Mari: I’m by no means a hardcore cyclist, but I’ve always ridden a bike. Most of all I’m drawn to the physical object; it’s such a timeless design. I think people’s relationship to their bikes is very special – everyone remembers their first bike, it’s like a milestone in life.
That fascination is the foundation for Bikevibe. We want it to have a broad appeal and to tell stories of ordinary people with an everyday relationship to their bikes. By travelling to one city per issue we wanted to highlight the diversity of cyclists within it, anything from commuting mothers to road cycling devotees.
Silje, you studied magazine publishing at London College of Communication – what are the most valuable things you learned?
Silje: Definitely the love for and eternal faith in niche publishing. We have come to describe Bikevibe as an urban planning, travel and bike journal. While it’s centred around bikes, Bikevibe has many uses and a lot of potential readerships. If you think bikes are beautiful and you’re interested in the whole culture surrounding cycling you’ll probably find something of interest in Bikevibe.
You could also see it as part of the wave of a new type of travel magazines. We want Bikevibe to be a complete city guide for travellers who are into bikes. And the locals we feature are key in giving a more authentic, insider’s look at the city.
Tell me about your recent trip to Portland to create issue three
Silje: Portland is an amazing city, but it was an extremely exhausting trip. We’d get up, go through our schedule for the day, go out to meet people, make sure to eat, and by the time we were back in the apartment in the evening we were completely beat.
Mari: Travelling with the sole purpose of making an issue was a whole new experience for us. It was two months of intensive research and planning, boiling down to ten days of even more intense work. At its most hectic we did four or five interviews each day. But we had a great time and we met so many amazing, interesting people.
How are you able to fund it all?
Mari: Bikevibe is currently funded out of our pockets and – I’ll be honest – it’s a constant struggle. Especially since we do it in our spare time besides full time jobs. All our savings and holiday leave goes into Bikevibe.

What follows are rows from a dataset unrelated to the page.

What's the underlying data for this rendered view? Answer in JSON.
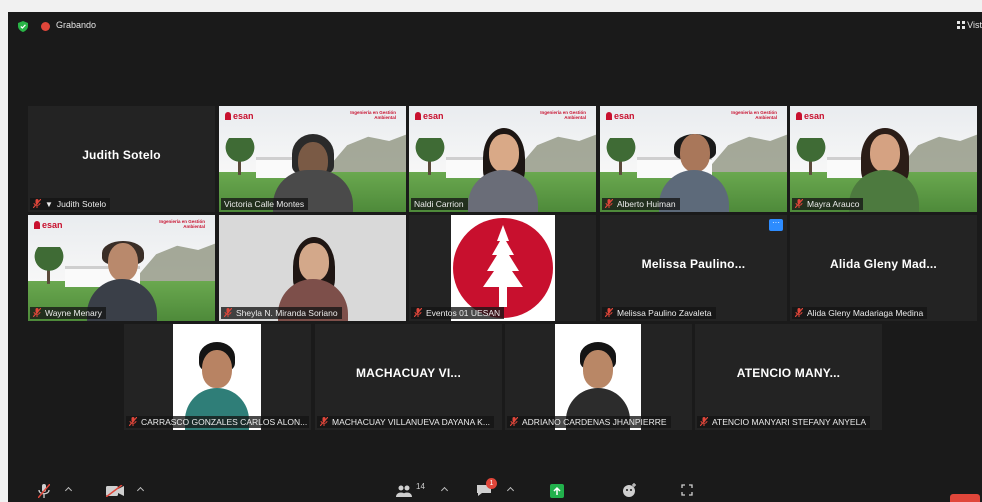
{
  "topbar": {
    "recording_label": "Grabando",
    "view_label": "Vist"
  },
  "participants": [
    {
      "name_label": "Judith Sotelo",
      "display_name": "Judith Sotelo",
      "pinned": true
    },
    {
      "name_label": "Victoria Calle Montes"
    },
    {
      "name_label": "Naldi Carrion",
      "active_speaker": true
    },
    {
      "name_label": "Alberto Huiman"
    },
    {
      "name_label": "Mayra Arauco"
    },
    {
      "name_label": "Wayne Menary"
    },
    {
      "name_label": "Sheyla N. Miranda Soriano"
    },
    {
      "name_label": "Eventos 01 UESAN"
    },
    {
      "name_label": "Melissa Paulino Zavaleta",
      "display_name": "Melissa  Paulino..."
    },
    {
      "name_label": "Alida Gleny Madariaga Medina",
      "display_name": "Alida Gleny Mad..."
    },
    {
      "name_label": "CARRASCO GONZALES CARLOS ALON..."
    },
    {
      "name_label": "MACHACUAY VILLANUEVA DAYANA K...",
      "display_name": "MACHACUAY  VI..."
    },
    {
      "name_label": "ADRIANO CARDENAS JHANPIERRE"
    },
    {
      "name_label": "ATENCIO MANYARI STEFANY ANYELA",
      "display_name": "ATENCIO  MANY..."
    }
  ],
  "virtual_background": {
    "brand": "esan",
    "program": "Ingeniería en Gestión Ambiental"
  },
  "more_button_label": "···",
  "toolbar": {
    "participants_count": "14",
    "chat_badge": "1"
  },
  "colors": {
    "background": "#1a1a1a",
    "tile": "#232323",
    "active_speaker": "#a3e04a",
    "muted_icon": "#e0463a",
    "brand_red": "#c8102e",
    "accent_blue": "#2d8cff"
  }
}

We’re not able to pay our contributors, and having worked freelance myself I hate asking people to work for free. We’re currently looking into some potential brand partnerships, but we’d never work with a brand we don’t personally like. Funding is hard, creating a print magazine is expensive, but it’s genuine; Bikevibe is our soul.
The Portland issue is launching in a couple of days – what’s next?
Silje: We’re very excited to have our new website launching soon, which is where we’ll post video features, interviews and bike-related news. It’ll be a great way to keep readers engaged between the printed issues.
Mari: We’re also in the process of planning our next issue. This time we’ll actually be travelling to a region and not a city; Tuscany in Northern Italy. We’ll be looking at the cycling culture in Florence, Pisa and other the small cities and villages scattered across the region, how you might cycle between them, and explore the mountain paths that connect them.